October 24, 2007, 07:45

Tourists are flooding into the city of East London to see an ancient tree that grows nowhere else. The Umtiza Tree was discovered by the same person who recongised the famous prehistoric coelacanth fish way back in 1938, the late East London Museum curator Margery Courtnay-Latimer.

Umtiza listeriana - the common name is the same as its scientific name, which is taken from the Xhosa name. It is the only tree for which the scientific name is the same as the indigenous name. Characteristics are the fluted trunk, small branches coming off main stem near the base, thorns and small compound leaves.

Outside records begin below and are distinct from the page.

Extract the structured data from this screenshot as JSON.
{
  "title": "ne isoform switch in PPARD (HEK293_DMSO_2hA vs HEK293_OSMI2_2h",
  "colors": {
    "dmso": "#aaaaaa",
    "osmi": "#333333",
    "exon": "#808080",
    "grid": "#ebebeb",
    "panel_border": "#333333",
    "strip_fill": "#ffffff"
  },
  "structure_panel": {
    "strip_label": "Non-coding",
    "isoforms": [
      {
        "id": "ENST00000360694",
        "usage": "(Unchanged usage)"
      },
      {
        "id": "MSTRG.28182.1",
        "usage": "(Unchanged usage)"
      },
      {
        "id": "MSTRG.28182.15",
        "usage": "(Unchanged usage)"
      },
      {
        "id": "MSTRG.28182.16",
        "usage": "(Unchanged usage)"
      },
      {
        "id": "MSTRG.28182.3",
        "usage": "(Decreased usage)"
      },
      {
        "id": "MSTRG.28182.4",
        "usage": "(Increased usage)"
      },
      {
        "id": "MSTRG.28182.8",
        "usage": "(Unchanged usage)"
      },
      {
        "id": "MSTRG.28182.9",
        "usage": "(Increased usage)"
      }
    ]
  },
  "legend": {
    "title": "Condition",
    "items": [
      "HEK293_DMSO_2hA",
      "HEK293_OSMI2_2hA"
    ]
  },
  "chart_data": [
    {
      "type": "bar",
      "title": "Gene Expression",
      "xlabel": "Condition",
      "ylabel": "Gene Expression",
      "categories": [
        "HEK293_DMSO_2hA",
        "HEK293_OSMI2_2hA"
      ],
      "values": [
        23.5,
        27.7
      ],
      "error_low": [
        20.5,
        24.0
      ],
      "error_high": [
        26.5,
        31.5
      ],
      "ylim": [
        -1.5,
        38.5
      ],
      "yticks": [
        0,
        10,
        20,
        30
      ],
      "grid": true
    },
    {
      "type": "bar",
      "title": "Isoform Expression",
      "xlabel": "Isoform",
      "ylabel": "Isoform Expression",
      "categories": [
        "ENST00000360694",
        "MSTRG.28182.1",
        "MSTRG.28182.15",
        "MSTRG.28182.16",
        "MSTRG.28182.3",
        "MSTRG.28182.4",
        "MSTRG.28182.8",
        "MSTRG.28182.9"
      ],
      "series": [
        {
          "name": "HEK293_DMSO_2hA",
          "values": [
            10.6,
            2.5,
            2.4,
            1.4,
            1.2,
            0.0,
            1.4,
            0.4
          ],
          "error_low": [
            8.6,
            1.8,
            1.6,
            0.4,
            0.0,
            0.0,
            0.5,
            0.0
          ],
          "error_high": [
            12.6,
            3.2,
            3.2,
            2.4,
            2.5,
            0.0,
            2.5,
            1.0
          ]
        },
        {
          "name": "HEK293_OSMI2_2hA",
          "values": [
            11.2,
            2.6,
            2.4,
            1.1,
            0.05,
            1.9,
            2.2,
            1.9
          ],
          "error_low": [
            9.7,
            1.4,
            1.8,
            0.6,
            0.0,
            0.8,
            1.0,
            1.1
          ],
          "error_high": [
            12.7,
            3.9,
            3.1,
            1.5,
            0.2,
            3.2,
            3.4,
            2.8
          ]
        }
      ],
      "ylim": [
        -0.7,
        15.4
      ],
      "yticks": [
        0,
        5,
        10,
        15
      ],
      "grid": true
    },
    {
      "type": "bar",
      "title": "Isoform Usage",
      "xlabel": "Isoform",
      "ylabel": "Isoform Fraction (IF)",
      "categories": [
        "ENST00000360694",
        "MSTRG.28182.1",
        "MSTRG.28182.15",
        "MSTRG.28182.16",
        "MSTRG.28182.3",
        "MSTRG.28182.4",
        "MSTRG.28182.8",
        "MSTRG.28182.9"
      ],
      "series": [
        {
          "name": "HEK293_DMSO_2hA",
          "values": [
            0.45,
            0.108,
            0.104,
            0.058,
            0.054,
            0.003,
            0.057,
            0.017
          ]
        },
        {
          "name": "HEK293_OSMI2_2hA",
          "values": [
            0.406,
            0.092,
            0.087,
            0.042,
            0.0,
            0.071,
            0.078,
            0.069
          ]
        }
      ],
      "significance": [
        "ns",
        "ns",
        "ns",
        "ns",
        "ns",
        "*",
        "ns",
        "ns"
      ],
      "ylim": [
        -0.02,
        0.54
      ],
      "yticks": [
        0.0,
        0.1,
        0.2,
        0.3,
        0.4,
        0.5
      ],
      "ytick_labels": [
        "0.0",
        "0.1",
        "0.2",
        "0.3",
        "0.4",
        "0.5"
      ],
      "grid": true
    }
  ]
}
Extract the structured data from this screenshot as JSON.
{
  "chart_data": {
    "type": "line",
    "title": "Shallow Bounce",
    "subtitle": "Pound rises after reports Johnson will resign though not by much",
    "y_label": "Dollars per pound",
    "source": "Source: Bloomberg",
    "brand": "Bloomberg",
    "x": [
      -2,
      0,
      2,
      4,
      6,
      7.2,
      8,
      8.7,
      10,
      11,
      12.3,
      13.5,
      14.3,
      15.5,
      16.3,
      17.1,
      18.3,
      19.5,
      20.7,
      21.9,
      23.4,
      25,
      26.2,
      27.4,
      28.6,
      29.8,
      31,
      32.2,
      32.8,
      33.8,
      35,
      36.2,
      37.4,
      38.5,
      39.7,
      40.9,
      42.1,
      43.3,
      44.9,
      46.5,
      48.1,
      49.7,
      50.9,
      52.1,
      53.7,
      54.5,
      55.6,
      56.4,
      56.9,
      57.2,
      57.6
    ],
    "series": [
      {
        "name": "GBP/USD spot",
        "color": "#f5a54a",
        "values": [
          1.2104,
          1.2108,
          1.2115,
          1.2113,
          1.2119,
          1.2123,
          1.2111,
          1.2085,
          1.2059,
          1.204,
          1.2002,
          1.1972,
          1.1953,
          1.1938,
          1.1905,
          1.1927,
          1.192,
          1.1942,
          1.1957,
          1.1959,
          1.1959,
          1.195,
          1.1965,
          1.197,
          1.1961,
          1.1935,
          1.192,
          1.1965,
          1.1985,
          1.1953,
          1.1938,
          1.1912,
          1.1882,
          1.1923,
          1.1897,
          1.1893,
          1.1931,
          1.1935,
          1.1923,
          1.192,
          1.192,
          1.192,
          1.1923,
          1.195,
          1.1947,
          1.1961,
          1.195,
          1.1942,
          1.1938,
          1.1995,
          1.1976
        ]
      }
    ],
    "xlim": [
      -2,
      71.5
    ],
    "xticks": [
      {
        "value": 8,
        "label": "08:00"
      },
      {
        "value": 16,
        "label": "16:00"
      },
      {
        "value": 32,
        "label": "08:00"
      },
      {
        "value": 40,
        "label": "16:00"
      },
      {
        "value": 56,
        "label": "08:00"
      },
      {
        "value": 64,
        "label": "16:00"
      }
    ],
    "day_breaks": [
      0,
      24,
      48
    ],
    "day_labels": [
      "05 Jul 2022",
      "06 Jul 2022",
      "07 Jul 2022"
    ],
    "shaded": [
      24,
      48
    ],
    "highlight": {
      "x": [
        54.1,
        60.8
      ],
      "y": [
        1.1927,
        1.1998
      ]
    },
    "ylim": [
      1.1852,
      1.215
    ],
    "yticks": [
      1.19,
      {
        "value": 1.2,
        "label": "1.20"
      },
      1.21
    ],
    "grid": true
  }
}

Just a few metres along the Dassie Trail in the Umtiza Reserve you come across the Umtiza Tree, endemic to East London and has no close relatives in southern Africa. The Umtiza gets small cream flowers and the trees can be covered with flowers. This is most often in February or March. They have a sweet scent and attract bees. Fruit consists of flat pods which split to release the seeds. It has not been established whether umtizas have a good seed crop regularly, or if they have a profuse seed crop only rarely. Seeds are eaten by monkeys.

Eco-tourism draw card
Grown from seed, the trees can take up to 10 years to mature. Mary Cole, a natural scientist at the East London Museum says most of the population is concentrated in the Umtiza Nature Reserve which falls under the Eastern Cape Parks Board, although it is not officially protected on the natural forestry list. Experts would like to see the tree make the endangered species list as it has become an eco-tourism draw card with its unique fluted trunk, small branches coming off a main stem near the base, thorns and small compound leaves.

It is the only species in this genus (Umtiza). There are small populations in the river valleys of many of the rivers between the Buffalo and the Kei, and also on the other side of the Kei River, as far east as the Kentani district. Other important tree species in the Umtiza Nature Reserve are boxwood, sneezewood, and white milkwood and cycads Encephalartos altensteinii and Encephalartos villosus. Rare mammals include the Samango monkey.